Position-Specific Isotope Fractionations Predicted by Molecular Modeling: Amino Acids

Molecular modeling calculations can be used to predict isotopic fractionation in geochemical systems. Recent advances in instrumentation make the prediction of position-specific, equilibrium isotope fractionation and isotopic clumping useful and necessary to contextualize observed isotope effects. We present calculations of equilibrium isotope compositions of amino acids, including position-specific differences, accomplished using density functional theory. For example, differences in site-specific compositions of C atoms within a single amino acid are predicted to reflect atomic oxidation state and bonding partners. At equilibrium, more oxidized atoms, atoms with more bonding partners, and atoms bonded to C, N, and O are predicted to be isotopically heavier, whereas reduced atoms, atoms with less bonding partners, and atoms bonded to H and S are predicted to be lighter. Thus, measurements that find light isotopes prefer specific sites are not by themselves evidence of kinetic fractionation. Organic compounds can seldom be expected to reach full isotopic equilibrium in biogeochemical or industrial systems, but portions of organic reactions are reversible and can be expected to approach isotopic equilibrium. A comparison of equilibrium predictions with measured position-specific effects in methionine reveals the rate-limiting step in industrial synthesis to be associated with lighter C isotopic composition than equilibrium. Position-specific calculations thus have the potential to reveal important details about reactions of organic compounds that could help elucidate the origins and transformations of organics from diverse geochemical sources. However, confounding factors of multiple reaction pathways, multiple reactant sources, and Rayleigh fractionation must also be considered.

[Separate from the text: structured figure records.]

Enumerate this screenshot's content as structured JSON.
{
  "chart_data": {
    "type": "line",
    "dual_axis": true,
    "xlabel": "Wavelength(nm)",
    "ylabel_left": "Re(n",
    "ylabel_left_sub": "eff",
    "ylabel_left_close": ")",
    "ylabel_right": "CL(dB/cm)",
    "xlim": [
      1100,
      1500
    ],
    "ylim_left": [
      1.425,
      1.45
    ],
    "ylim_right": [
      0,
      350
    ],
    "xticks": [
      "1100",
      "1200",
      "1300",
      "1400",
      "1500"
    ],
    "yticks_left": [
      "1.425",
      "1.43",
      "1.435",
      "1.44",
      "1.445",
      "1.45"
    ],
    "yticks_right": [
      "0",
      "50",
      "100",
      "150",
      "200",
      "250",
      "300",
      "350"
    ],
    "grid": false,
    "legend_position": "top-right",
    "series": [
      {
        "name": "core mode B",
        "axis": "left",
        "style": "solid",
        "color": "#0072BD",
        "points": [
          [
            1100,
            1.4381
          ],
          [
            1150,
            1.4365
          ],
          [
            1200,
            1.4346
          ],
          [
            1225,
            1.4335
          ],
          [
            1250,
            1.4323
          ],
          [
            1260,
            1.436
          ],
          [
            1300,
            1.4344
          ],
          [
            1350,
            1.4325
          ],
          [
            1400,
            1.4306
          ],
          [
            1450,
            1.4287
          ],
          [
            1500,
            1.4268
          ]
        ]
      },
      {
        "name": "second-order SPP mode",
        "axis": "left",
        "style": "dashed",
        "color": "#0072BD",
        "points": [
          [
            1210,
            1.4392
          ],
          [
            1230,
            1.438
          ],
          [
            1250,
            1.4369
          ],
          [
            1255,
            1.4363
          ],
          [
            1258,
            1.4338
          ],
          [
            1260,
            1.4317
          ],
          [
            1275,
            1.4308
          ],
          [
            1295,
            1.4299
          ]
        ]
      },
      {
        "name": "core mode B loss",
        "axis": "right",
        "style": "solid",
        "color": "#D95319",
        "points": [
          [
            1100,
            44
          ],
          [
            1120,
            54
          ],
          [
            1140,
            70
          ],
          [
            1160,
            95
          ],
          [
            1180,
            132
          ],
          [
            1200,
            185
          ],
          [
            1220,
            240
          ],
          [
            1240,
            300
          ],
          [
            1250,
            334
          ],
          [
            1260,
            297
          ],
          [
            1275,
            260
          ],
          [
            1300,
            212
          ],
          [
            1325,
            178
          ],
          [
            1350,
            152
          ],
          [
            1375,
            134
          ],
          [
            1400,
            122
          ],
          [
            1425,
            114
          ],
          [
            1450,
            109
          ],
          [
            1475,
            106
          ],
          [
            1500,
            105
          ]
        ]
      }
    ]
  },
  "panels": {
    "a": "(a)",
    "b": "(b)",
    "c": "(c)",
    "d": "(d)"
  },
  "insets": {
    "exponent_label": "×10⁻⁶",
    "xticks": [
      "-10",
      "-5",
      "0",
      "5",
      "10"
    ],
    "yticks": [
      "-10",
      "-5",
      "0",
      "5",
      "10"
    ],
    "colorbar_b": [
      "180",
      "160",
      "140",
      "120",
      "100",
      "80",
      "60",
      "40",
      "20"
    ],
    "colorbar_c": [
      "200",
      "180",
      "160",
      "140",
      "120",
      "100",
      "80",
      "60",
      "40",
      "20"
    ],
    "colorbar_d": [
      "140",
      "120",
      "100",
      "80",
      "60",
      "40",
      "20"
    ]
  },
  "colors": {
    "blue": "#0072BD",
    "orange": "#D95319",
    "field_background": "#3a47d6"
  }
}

Errors arise in these calculations from, among other sources, incompletely considering the importance of conformational variability and solvation. We present calculations which sample the variability in molecular and solvent conformation of aqueous amino acids. The calculations demonstrate that these factors have important secondary effects on the calculated predictions that must be considered when performing molecular modeling.